There's a problem the AI labs don't put on the keynote slides. The big language models are running low on fuel.
They learned to write by reading almost everything humans have ever published. Books, code, forums, the whole internet. That well is close to dry. You can't double the size of human writing on demand, and the easy answer - train models on text other models wrote - quietly poisons them. Quality degrades. The industry has a name for it now: model collapse. (I unpacked that failure mode here → Habsburg Jaw in making - Model Collapse in AI.)
So the question that actually decides the next decade isn't "how much bigger can the models get." It's "where does the next training data come from when the internet runs out?"
The most serious answer going right now is this: stop collecting data. Start generating experience. That's what world models do.
A different kind of model
A language model predicts the next word. A world model predicts the next state of an environment, what happens when you turn the wheel, drop the glass, brake on ice. It learns physics and cause-and-effect, then lets a machine rehearse actions inside its own simulation before doing them for real.
The idea is older than the hype. David Ha and Jürgen Schmidhuber published a paper called "World Models" back in 2018, where an agent learned to play a game inside its own dreamed-up version of it. What's new is that the models finally got good enough to matter outside a lab and that the data wall gave everyone an urgent reason to care.
2026 is when it left the lab
Watch what shipped in the last six months, because the timing isn't a coincidence:
🔹 Google DeepMind released Project Genie to the public in January. Type a sentence, walk around a playable 3D world in real time. By May, it connected to Street View.
🔹 Nvidia launched Cosmos 3 on June 1 - an open model built specifically to train robots and self-driving cars inside generated worlds, with a coalition of robotics companies around it.
🔹 Waymo built its own world model in February to create the dangerous driving situations it can't safely film on real roads. Wayve shipped GAIA-3 for the same reason.
🔹 Fei-Fei Li's World Labs opened Marble to the public. Odyssey raised $310M.
And the loudest signal: Yann LeCun bet his next chapter on the claim that scaling language models is a dead end, and that models which learn the structure of the world are the real path forward.
These aren't six companies chasing a demo. There are six answers to the same shortage.
Why this is a business story, not a robotics one
Here's the move that matters for anyone running a company. Real-world data is slow, expensive, and often impossible to gather - a billion driving miles, a million robot grasps, the rare disaster you can't stage. A world model lets you manufacture that experience. Simulate the edge cases by the million, overnight, for the cost of compute instead of years and lives.

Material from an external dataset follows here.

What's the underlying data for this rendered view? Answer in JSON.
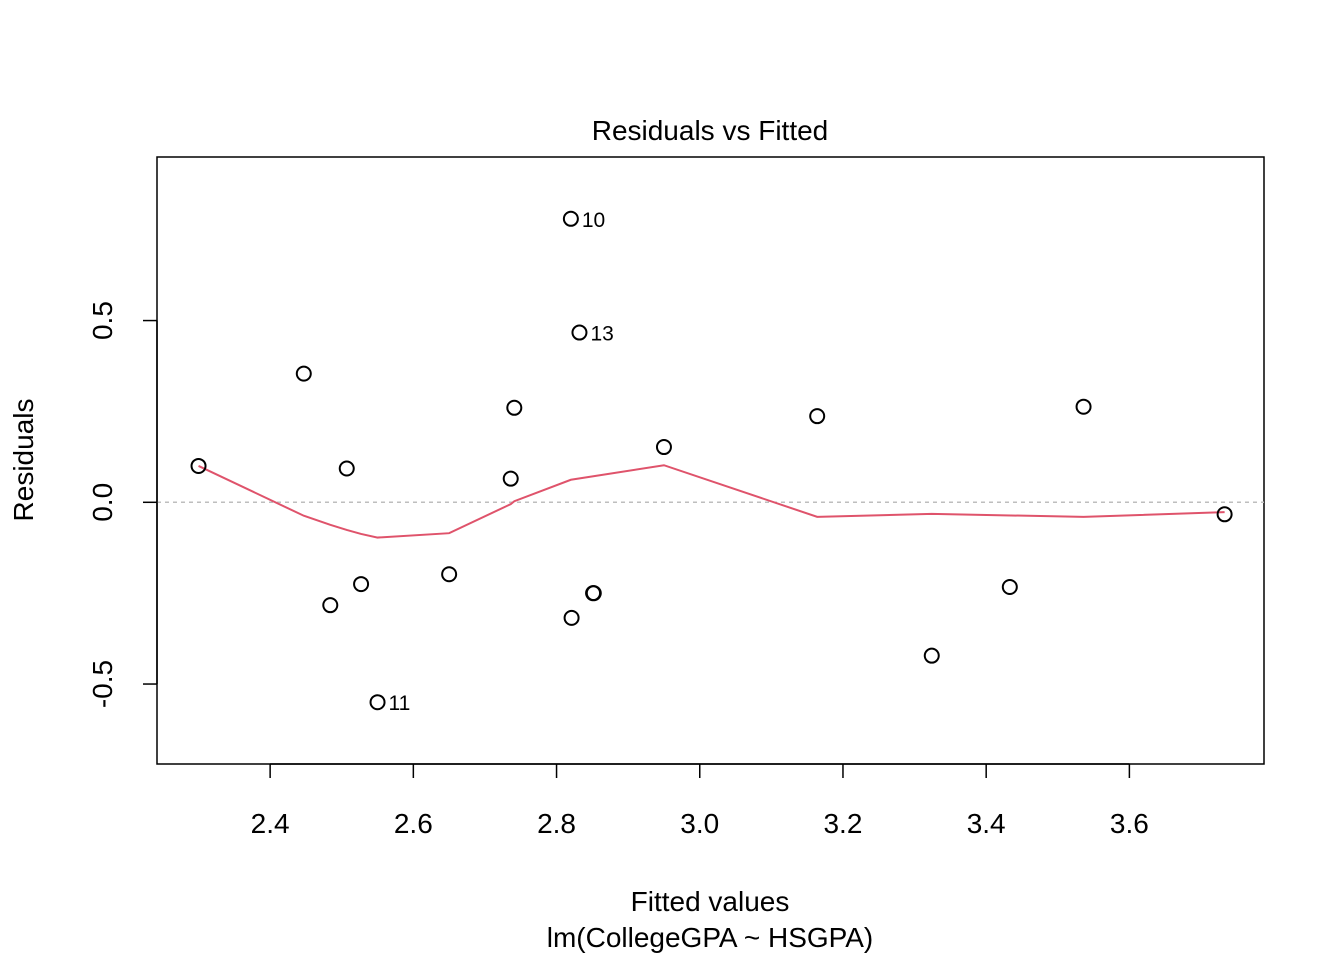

If that sounds abstract, connect it to something you already use: the digital twin. A digital twin tells you what your factory or supply chain looks like right now. A world model is the layer that predicts what it does next - so you can test a change a thousand ways before spending a dollar in the real world.

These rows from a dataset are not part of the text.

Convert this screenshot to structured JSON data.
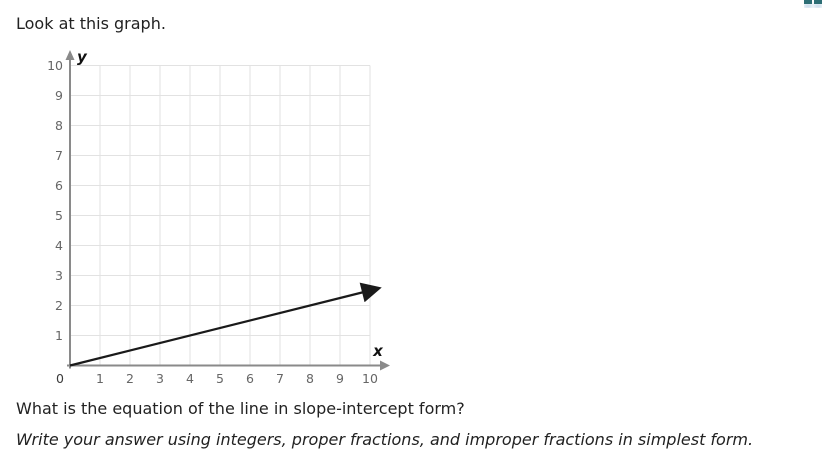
{
  "page": {
    "prompt": "Look at this graph.",
    "question": "What is the equation of the line in slope-intercept form?",
    "instruction": "Write your answer using integers, proper fractions, and improper fractions in simplest form."
  },
  "chart_data": {
    "type": "line",
    "title": "",
    "xlabel": "x",
    "ylabel": "y",
    "xlim": [
      0,
      10
    ],
    "ylim": [
      0,
      10
    ],
    "x_ticks": [
      0,
      1,
      2,
      3,
      4,
      5,
      6,
      7,
      8,
      9,
      10
    ],
    "y_ticks": [
      1,
      2,
      3,
      4,
      5,
      6,
      7,
      8,
      9,
      10
    ],
    "grid": true,
    "legend": false,
    "series": [
      {
        "name": "plotted-line",
        "points": [
          [
            0,
            0
          ],
          [
            10,
            2.5
          ]
        ],
        "slope": 0.25,
        "y_intercept": 0,
        "arrow_end": true,
        "color": "#1a1a1a"
      }
    ],
    "colors": {
      "grid": "#e2e2e2",
      "axis": "#8a8a8a",
      "tick_label": "#666666",
      "axis_letter": "#111111",
      "text": "#222222",
      "background": "#ffffff"
    }
  }
}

That's why this spreads well past cars and robots: manufacturing lines, warehouse logistics, supply-chain shocks, financial scenarios, anywhere with humanoids or autonomy on the roadmap. The common thread is rehearsal - deciding after you've seen it play out, not before.
The divide it creates
For three years, the AI advantage was about generating content faster. The next advantage is quieter and harder to copy: generating experience. The companies that learn to simulate their own reality will train, test, and decide faster than the ones still waiting to collect data from the real one. That gap compounds the way cloud and data infrastructure did - invisibly, until a competitor is simply moving at a speed you can't match and you can't quite explain why.
LLMs hit a data wall. World models walk around it by building their own.
So the question worth sitting with: when the easy data runs out, will your company still be waiting to collect more - or generating what it needs?